Masykuri Abdillah dalam NU dan Politik (1999) menyebut Idham sebagai “pemain politik sekaligus kiai” yang jarang ada tandingannya. Ia mampu menjembatani dunia pesantren dengan politik tingkat tinggi. Sementara Bahtiar Effendy dalam Islam dan Negara (1998) menilai kiprah Idham sebagai bukti bahwa NU bukan sekadar organisasi keagamaan, melainkan aktor politik besar yang mewarnai arah bangsa.
Ketua DPR Termiskin
Namun, yang membuat Idham Chalid dikenang bukan hanya jabatannya, melainkan teladan hidupnya. Ia menolak mobil dinas dan rumah dinas. Anak-anaknya dilarang menggunakan fasilitas negara. Mereka lebih sering naik metromini untuk beraktivitas sehari-hari. Prinsipnya sederhana: “Hanya boleh makan dari gaji yang halal, bukan dari uang negara yang bukan hak.”
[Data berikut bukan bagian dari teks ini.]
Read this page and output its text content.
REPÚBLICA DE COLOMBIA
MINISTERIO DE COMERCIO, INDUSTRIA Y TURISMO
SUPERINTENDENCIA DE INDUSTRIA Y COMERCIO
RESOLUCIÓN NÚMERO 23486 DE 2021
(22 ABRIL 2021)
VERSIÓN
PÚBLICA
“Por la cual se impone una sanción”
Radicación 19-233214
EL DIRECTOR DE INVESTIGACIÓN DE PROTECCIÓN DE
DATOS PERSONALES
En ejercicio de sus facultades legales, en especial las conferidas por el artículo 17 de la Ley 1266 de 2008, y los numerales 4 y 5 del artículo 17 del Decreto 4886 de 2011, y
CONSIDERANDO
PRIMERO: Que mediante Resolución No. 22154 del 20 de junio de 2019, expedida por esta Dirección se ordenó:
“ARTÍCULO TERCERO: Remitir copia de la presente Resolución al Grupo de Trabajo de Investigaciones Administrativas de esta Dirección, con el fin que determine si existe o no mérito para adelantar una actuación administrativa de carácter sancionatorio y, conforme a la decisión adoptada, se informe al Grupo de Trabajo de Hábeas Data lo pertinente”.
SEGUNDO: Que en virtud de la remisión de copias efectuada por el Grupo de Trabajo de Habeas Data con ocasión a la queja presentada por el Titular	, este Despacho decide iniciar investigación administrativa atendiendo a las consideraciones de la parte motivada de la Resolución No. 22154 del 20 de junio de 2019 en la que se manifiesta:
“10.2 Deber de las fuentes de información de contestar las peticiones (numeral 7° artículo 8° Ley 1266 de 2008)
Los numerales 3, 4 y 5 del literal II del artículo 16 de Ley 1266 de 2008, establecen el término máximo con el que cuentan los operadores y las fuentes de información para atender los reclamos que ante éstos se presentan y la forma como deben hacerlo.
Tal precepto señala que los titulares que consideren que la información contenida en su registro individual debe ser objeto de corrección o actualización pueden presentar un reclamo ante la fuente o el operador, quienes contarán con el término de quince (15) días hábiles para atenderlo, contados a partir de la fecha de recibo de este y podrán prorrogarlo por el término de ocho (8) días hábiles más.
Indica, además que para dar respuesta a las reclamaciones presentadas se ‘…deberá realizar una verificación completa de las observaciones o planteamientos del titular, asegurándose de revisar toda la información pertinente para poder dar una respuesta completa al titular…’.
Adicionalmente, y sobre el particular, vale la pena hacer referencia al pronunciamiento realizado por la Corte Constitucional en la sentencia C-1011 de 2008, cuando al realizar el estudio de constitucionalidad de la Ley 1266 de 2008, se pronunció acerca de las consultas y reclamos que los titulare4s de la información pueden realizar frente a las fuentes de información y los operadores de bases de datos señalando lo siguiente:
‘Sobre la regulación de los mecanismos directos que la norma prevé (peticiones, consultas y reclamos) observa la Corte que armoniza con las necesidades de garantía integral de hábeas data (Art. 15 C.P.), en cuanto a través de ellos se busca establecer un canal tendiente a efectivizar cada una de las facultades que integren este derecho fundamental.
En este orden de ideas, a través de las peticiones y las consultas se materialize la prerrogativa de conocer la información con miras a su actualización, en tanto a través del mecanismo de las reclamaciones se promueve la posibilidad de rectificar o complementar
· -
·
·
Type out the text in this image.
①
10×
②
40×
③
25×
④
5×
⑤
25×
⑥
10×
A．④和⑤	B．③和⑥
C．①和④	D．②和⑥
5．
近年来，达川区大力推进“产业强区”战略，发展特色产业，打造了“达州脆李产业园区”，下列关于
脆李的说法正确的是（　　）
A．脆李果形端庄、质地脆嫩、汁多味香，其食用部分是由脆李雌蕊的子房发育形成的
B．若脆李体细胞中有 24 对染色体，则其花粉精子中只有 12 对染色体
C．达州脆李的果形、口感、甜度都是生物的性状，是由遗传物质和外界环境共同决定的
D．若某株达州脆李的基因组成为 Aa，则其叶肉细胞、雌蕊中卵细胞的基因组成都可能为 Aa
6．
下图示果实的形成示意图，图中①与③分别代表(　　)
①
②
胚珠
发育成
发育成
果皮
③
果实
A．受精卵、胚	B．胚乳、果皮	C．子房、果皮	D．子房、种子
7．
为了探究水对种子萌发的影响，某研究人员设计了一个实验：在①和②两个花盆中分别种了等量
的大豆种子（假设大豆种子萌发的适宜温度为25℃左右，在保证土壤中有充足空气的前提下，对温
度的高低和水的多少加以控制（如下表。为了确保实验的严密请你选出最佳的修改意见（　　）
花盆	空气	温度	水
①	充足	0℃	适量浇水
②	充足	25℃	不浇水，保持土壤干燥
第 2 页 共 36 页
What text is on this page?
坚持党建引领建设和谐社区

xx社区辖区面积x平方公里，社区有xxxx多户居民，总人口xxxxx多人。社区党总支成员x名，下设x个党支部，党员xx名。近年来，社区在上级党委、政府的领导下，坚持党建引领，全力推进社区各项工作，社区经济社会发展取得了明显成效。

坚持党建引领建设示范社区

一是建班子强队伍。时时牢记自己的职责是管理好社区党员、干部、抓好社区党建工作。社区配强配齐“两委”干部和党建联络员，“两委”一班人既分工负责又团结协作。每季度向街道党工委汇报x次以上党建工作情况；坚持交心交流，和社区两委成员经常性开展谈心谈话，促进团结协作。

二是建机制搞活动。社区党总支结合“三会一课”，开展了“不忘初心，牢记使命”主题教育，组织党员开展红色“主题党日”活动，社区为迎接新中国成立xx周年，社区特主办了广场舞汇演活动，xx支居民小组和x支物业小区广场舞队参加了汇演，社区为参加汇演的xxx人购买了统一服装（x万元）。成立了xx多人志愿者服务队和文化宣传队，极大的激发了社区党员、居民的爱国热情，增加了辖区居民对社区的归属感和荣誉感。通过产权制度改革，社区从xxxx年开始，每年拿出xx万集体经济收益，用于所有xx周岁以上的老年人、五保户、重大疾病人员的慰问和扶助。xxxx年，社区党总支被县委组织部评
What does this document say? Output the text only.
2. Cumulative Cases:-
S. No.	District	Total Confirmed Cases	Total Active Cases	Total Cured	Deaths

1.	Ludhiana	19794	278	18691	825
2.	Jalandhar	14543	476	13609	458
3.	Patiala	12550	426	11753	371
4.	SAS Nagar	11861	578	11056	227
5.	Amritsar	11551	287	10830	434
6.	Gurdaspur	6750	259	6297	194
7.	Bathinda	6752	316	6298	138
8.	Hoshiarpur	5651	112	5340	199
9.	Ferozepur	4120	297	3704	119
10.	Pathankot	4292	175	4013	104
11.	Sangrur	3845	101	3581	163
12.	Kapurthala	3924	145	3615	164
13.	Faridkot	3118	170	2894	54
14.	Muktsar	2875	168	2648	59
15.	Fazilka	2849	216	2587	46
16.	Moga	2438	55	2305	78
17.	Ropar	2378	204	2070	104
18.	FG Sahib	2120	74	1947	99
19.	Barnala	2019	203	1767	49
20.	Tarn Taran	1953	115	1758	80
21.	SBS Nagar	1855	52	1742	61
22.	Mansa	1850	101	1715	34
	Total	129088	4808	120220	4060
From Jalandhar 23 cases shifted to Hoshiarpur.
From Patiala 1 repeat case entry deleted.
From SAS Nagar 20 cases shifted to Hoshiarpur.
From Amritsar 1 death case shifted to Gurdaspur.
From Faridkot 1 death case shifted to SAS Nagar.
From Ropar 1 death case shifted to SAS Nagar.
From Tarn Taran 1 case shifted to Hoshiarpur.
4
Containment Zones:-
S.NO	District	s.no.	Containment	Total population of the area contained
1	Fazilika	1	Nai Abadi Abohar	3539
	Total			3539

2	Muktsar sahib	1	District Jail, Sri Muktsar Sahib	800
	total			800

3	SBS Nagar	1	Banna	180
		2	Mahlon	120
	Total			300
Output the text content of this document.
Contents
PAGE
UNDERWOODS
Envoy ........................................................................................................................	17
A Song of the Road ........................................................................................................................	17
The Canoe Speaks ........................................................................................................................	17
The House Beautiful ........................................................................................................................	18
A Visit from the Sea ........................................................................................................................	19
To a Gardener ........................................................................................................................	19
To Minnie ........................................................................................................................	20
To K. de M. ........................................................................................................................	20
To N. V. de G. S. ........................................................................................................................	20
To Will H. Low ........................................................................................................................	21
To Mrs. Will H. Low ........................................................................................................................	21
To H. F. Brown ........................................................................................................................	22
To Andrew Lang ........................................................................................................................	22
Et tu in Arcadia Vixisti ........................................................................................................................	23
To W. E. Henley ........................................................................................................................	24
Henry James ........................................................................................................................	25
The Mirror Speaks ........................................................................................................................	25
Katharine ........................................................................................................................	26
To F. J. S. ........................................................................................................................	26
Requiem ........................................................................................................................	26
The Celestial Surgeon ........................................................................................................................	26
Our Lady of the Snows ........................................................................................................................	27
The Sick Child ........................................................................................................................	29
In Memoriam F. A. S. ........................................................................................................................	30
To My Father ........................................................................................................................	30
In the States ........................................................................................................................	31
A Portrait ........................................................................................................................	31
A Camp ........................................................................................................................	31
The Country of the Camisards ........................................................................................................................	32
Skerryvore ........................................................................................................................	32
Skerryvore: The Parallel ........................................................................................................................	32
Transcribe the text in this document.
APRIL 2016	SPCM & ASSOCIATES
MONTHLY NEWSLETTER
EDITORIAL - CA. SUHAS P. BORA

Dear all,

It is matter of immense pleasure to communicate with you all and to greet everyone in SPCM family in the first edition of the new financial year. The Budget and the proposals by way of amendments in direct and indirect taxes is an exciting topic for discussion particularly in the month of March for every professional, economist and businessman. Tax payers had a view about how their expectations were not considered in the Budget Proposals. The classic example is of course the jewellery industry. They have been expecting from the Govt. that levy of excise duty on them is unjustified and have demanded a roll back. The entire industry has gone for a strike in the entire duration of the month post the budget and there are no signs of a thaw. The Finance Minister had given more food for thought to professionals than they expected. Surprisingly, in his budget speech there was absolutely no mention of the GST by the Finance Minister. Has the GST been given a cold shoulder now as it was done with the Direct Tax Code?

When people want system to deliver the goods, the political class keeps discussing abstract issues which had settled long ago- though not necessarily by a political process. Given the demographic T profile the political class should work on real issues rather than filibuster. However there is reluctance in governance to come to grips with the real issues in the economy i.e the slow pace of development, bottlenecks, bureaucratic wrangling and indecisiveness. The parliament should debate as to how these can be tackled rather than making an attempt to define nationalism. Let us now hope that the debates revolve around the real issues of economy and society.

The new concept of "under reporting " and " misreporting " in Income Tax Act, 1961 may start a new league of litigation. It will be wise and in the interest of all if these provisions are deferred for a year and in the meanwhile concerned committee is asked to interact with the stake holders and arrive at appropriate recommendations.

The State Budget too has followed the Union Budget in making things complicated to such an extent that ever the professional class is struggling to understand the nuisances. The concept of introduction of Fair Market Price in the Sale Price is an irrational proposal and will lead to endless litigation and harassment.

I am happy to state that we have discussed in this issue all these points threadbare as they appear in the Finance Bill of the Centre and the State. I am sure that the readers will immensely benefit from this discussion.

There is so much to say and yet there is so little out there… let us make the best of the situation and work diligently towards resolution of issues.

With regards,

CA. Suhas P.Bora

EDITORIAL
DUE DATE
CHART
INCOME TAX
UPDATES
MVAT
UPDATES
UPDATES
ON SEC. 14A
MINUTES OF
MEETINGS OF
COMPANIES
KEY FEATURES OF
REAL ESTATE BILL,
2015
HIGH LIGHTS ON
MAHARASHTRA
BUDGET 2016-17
Kisah lain menyebut, ketika anaknya sakit, keluarga tetap ke rumah sakit dengan kendaraan umum. Anak-anaknya kelak tidak ada yang menempuh karier politik; mereka memilih berdagang nasi dan air mineral. Semua ini karena pesan sang ayah: jangan menggantungkan hidup pada jabatan (lihat: testimoni keluarga dalam berbagai liputan, juga Azyumardi Azra, 2002).
Kini, bayangan Idham Chalid seakan kontras dengan kondisi DPR masa kini. Publik sering menyaksikan anggota dewan tampil dengan gaya hidup mewah: fasilitas rumah dinas, mobil dinas, tunjangan ratusan juta rupiah, hingga gedung parlemen supermegah. Bahkan, baru-baru ini media menyorot anggota DPR yang bersorak gembira saat diumumkan kenaikan gaji fantastis.
Padahal, di masa lalu, seorang Ketua DPR justru dikenal sebagai “yang paling miskin”. Kekayaan bukanlah ukuran kehormatan, melainkan integritas. Idham Chalid membuktikan bahwa kekuasaan bisa dijalankan dengan kesederhanaan.
Nilai Pesantren dalam Politik
Selain itu, kesederhanaan Idham Chalid juga memperlihatkan bagaimana nilai pesantren tetap bisa menjadi napas politik. Ia tumbuh dalam kultur santri yang menekankan laku zuhud, ikhlas, dan mengutamakan kepentingan umat. Nilai-nilai inilah yang tidak tercerabut meski ia menduduki jabatan tertinggi di republik ini. Dengan begitu, politik tidak lagi dipandang sebagai sarana memperkaya diri, melainkan sebagai bagian dari pengabdian yang tak terpisah dari ajaran agama.
Ironisnya, nilai seperti ini justru semakin langka di era politik transaksional sekarang. Relasi antara partai, elite, dan kekuasaan kerap hanya diikat oleh kepentingan materiil jangka pendek. Akibatnya, publik kehilangan figur yang bisa dijadikan teladan moral. Jika keteladanan Idham Chalid dihidupkan kembali, politik bukan lagi soal siapa mendapat apa, melainkan bagaimana amanah publik dijalankan dengan penuh tanggung jawab.
Warisan Idham Chalid lebih dari sekadar nostalgia. Ia memberi teladan bahwa jabatan adalah amanah, bukan pintu menuju kemewahan. Ia menolak fasilitas, bukan karena ingin pencitraan, tetapi karena keyakinan bahwa pemimpin harus menjaga jarak antara kepentingan pribadi dan publik.
Kini, setelah lebih dari 40 tahun berlalu, kisah “Ketua DPR termiskin” itu menjadi cermin. Bangsa ini mungkin tak kekurangan cerdik pandai, tetapi kita sungguh merindukan pejabat yang meneladani integritas dan kesederhanaan. Sejarah NU mencatat, Idham Chalid bukan hanya kiai, bukan hanya politisi, tetapi seorang negarawan yang tetap menjaga martabat kemanusiaan.
Apakah mungkin kita menemukan sosok serupa hari ini? Pertanyaan ini sebaiknya menjadi renungan, bukan hanya bagi DPR, tetapi bagi seluruh elite politik yang tengah menikmati kursi kekuasaan.